Читая некоторые появившиеся в последнее время воспоминания о Ю. КОлеше, я с огорчением увидел, что многие афоризмы и остроты его, которые я считал импровизацией, другие слышали от него в другое время и при других обстоятельствах. Но потом я подумал — а почему бы и нет? Актеры репетируют сцены будущего спектакля, писатель по многу раз перечеркивает и пишет вновь неудавшиеся куски — почему бы блестящему и признанному королю застольных бесед полагаться только на вдохновение и не отрабатывать своих фраз? И почему ему не угощать своими перлами новых собеседников? Кроме того, каждый вправе считать, что именно ему довелось присутствовать при рождении остроты или великолепного афоризма.

В этих застольных беседах Ю. К. не знал соперников. Слышать его было наслаждением, особенно если он дружески относился к присутствующим. Появление несимпатичного ему человека делало его колючим и раздражительным, хотя иногда и подзадоривало. Не отставали от него и некоторые из его друзей. Он сам ценил людей, умевших не только хорошо слушать, но способных вовремя подать острую реплику или рассказать что — то интересное. Тогда и он превращался во внимательного слушателя. Чаще всего он, конечно, доминировал, но вовсе не стремился говорить один.

Удивительно много интересного приходилось слышать рядом с Олешей. Были и анекдоты, и молниеносные лаконичные рецензии о том о сем, шутливые импровизации и бесконечные разговоры о литературе. Кое — что я встретил потом в его книге, как, например, слова о лучших строчках у Фета, об «Орленке» Ростана (только Ю. К. в разговоре категорически заявлял, что это «самая лучшая пьеса в мире»), разговоры с Маяковским и другое. Чаще всего мне приходилось беседовать с ним в излюбленном его местопребывании — в кафе «Националь» — или во время прогулок по Москве, обычно по набережным или по переулкам Замоскворечья.

Иногда он болел и исчезал с горизонта, снова появлялся, бросал курить, снова начинал, что — то делал по каким- то малореальным договорам — какие — то инсценировки, от «Пятнадцатилетнего капитана» (была и такая) до чеховских «Цветов запоздалых». Но, чем бы он ни занимался, он всегда о любой самой ремесленной работе говорил самоуважительно. Они могли быть (и чаще всего бывали) неудачами, но никогда — халтурами.

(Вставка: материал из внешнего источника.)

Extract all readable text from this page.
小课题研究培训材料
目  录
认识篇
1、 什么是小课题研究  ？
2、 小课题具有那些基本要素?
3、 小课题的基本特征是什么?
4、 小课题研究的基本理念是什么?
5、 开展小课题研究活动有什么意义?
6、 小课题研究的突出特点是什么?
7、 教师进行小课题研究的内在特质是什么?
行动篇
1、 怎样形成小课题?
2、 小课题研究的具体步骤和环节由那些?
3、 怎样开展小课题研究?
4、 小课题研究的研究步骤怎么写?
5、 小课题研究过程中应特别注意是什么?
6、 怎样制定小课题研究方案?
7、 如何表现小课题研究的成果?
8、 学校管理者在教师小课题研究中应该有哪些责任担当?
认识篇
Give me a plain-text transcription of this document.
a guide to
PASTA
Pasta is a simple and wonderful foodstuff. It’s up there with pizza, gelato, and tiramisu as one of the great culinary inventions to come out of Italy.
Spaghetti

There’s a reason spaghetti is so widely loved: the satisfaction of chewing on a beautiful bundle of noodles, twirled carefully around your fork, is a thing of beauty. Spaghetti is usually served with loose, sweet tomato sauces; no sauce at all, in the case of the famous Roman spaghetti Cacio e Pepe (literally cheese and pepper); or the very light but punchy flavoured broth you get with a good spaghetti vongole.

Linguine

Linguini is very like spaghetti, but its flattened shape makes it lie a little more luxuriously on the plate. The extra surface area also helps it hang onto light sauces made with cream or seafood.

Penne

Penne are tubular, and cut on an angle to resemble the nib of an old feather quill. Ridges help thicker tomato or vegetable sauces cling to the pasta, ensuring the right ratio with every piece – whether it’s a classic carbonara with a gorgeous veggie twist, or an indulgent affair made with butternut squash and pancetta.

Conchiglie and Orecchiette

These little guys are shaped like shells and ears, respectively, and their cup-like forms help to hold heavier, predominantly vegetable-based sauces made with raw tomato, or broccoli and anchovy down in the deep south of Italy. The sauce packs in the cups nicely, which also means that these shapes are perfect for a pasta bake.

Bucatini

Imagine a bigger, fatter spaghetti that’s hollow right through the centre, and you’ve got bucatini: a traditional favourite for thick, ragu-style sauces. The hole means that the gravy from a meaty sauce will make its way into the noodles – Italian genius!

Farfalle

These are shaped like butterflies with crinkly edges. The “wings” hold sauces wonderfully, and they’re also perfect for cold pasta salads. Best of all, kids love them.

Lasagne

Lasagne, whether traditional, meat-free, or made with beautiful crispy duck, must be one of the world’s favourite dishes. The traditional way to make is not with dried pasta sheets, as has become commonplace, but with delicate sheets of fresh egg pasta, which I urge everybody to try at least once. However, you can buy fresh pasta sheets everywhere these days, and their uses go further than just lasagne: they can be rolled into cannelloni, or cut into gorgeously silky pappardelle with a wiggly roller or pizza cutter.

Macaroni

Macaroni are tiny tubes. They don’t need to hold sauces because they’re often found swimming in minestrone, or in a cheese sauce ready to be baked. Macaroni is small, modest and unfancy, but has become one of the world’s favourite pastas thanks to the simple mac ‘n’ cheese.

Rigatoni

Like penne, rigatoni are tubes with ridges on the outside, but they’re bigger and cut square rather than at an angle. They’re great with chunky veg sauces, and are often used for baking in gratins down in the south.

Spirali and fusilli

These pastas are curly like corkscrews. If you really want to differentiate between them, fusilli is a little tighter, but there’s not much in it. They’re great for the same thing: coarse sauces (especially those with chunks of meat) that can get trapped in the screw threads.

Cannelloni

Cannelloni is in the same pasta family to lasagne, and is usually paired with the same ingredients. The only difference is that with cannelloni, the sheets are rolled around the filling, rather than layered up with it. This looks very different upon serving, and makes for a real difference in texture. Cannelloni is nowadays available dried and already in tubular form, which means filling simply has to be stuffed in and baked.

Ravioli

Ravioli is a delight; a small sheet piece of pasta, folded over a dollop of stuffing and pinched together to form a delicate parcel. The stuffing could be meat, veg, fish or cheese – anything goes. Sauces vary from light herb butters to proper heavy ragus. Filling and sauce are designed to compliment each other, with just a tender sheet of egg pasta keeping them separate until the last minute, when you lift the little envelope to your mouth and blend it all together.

Ремесленник он был никакой, и многие из его театральных и киноинсценировочных предприятий терпели крах. Он мучился, бесконечно пролонгировал договора, работал с величайшим трудом. Однажды он мне жаловался, что никак не может сделать киносценарий по собственному роману «Три толстяка». Кажется, он его так и не сделал. И новая инсценировка этой книги для театра тоже была сделана не им. И либретто для оперы.

В работу над инсценировками Достоевского, Чехова и Куприна он вносил свою фантазию, он слишком начинал хозяйничать в них, и это тоже ему мешало. В период его работы над «Идиотом», когда он специально перечитал всего Достоевского, я помню такой разговор с ним, когда он меня почти уверил в том, чего не существует.

— Слушай, Александр, я сделал одно необычайное открытие. Почти сто лет люди читали и не понимали… Знаешь ли ты, что старуху убил не Раскольников?

— Как не Раскольников? А кто же?

Ю. К оглядывается, словно ему стала известна тайна страшного недавнего преступления.

— Ее убили маляры.

— Как маляры? Но ведь в романе…

— Не торопись. Придешь домой — перечти. И ты все увидишь.

— Но как же, Юрий Карлович, когда там прямо…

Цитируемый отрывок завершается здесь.